When I convert data from a pandas dataframe to sklearn so I can make predictions. String data becomes problematic. So I used labelencoder but it seems to limit me to using the encoded data instead of the source string data.
in predict method of sklearn i want to predict on this input:
learn_to_machine=dtc.fit(X,Y)
test=[
[128, 6 ,50, 'mobile_phone', 'Samsung', 6000],
[512, 8, 65, 'mobile_phone', 'Huawei',5000]
]
answer=learn_to_machine.predict(test)
print(answer[0])
print(answer[1])
# 11399000
# 15304000
rather than this one:
learn_to_machine=dtc.fit(X,Y)
test=[
[128, 6 ,50, 0, 2, 6000],
[512, 8, 65, 0, 3,5000]
]
answer=learn_to_machine.predict(test)
print(answer[0])
print(answer[1])
# 11399000
# 15304000
If it helps, here's all my code:
import sqlalchemy
import pandas as pd
read_engine=sqlalchemy.create_engine('mysql+mysqlconnector://root:@localhost/six')
conn = read_engine.connect()
df_new=pd.read_sql_table('mobile1' ,con= conn )
df_new['price']=df_new['price'].astype(int)
df_new['ram']=df_new['ram'].astype(int)
df_new['battery']=df_new['battery'].astype(int)
df_new['size']=df_new['size'].astype(float)
df_new['camera']=df_new['camera'].mask(df_new['camera'] == '')
df_new['camera']=df_new['camera'].mask(df_new['camera'] == ' ')
df_new['camera']=df_new['camera'].mask(df_new['camera'] == ' ')
df_new['camera']=df_new['camera'].fillna(0)
df_new['camera']=df_new['camera'].astype(float)
X=df_new[['ram','size','camera','product','Brand','battery']].values
Y=df_new[['price']].values
from sklearn import preprocessing
product_enc=preprocessing.LabelEncoder()
product_enc.fit([char for char in X[:,4]])
X[:,4]=product_enc.transform(X[:,4])
product_enc.fit([ char for char in X[:,3]])

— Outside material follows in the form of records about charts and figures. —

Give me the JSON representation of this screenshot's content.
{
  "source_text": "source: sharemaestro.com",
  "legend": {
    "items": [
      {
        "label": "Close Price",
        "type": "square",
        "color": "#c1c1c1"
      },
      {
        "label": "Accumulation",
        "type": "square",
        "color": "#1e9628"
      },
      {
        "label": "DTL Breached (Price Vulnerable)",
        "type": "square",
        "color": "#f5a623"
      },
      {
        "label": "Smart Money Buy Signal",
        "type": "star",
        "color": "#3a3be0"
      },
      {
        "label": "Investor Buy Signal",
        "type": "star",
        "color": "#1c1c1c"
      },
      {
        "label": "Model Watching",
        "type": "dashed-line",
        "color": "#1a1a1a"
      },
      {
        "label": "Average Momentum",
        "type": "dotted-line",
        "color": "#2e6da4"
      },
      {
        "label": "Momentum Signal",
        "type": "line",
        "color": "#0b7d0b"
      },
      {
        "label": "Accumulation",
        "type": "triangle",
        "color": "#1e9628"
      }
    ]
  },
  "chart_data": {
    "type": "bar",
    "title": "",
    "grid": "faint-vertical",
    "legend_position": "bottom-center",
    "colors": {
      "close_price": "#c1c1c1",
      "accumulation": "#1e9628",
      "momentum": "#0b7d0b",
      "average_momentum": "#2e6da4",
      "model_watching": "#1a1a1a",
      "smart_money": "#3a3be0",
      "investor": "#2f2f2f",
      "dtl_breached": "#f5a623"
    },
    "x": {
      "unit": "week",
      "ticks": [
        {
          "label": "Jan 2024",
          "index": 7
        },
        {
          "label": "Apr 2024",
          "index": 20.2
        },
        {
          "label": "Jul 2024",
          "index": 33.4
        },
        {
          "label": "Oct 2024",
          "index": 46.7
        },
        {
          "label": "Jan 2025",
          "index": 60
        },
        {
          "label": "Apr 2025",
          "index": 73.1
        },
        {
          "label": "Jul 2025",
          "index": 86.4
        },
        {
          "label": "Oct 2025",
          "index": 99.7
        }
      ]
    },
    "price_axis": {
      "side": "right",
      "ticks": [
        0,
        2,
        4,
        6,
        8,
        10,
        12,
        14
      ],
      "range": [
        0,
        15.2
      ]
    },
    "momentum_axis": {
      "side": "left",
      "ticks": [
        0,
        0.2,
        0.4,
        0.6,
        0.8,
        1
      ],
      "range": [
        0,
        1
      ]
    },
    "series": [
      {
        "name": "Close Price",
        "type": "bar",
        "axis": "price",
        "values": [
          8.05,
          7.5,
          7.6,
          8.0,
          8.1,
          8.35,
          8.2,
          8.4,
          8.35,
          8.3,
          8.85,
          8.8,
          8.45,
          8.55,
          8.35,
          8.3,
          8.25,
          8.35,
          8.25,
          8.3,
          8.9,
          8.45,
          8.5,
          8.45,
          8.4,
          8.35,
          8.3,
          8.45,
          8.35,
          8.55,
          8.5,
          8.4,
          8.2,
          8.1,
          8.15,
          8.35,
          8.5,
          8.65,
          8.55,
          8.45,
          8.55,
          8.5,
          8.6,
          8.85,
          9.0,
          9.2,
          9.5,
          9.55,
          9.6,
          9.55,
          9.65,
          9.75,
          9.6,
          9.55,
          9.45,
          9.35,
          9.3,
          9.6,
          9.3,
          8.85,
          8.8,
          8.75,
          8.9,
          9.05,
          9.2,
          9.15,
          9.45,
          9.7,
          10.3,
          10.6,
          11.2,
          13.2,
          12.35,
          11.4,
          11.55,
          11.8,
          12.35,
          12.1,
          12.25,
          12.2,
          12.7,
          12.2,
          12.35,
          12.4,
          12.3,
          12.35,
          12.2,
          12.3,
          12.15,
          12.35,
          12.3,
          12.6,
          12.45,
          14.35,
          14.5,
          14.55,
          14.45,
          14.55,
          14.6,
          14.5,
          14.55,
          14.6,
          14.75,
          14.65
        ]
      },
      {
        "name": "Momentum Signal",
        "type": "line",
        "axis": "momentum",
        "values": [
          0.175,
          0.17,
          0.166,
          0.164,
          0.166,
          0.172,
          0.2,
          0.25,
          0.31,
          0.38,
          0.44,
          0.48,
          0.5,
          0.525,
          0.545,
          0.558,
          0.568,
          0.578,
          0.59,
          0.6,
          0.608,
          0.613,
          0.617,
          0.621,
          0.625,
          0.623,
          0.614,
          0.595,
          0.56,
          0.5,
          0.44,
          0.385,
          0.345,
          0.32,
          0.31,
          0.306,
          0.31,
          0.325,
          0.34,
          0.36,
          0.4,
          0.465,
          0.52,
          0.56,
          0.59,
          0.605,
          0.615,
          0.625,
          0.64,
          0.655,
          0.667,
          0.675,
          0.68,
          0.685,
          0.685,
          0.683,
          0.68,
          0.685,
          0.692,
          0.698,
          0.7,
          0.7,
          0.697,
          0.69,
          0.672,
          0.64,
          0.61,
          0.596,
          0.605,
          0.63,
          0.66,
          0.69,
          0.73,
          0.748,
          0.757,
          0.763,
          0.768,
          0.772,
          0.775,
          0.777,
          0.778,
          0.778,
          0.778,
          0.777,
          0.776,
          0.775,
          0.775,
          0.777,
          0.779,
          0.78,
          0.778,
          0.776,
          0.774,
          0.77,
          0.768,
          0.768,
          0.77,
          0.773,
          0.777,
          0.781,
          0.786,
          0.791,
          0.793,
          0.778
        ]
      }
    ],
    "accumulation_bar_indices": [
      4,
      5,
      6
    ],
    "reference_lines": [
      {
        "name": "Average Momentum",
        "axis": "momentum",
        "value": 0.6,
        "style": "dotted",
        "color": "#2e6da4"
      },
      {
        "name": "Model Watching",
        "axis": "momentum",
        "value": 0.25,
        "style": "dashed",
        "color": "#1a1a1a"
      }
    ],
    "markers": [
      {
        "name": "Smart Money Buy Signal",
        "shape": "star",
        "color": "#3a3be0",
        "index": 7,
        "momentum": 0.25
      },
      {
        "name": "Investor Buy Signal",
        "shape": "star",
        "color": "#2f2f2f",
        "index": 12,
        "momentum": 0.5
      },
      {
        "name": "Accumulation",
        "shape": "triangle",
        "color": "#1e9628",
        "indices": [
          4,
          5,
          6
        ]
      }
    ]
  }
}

X[:,3]=product_enc.transform(X[:,3])
from sklearn import tree
dtc=tree.DecisionTreeClassifier()
learn_to_machine=dtc.fit(X,Y)
# when i execute with this its ok
test=[
[128, 6 ,50, 0, 2, 6000],
[512, 8, 65, 0, 3,5000]
]
answer=learn_to_machine.predict(test)
print(answer[0])
print(answer[1])
# 11399000
# 15304000
when i tried execute tat with this :
test=[
[128, 6 ,50, 'mobile_phone', 'Samsung', 6000],
[512, 8, 65, 'mobile_phone', 'Huawei',5000]
]
this error raised:
ValueError: could not convert string to float: 'mobile_phone'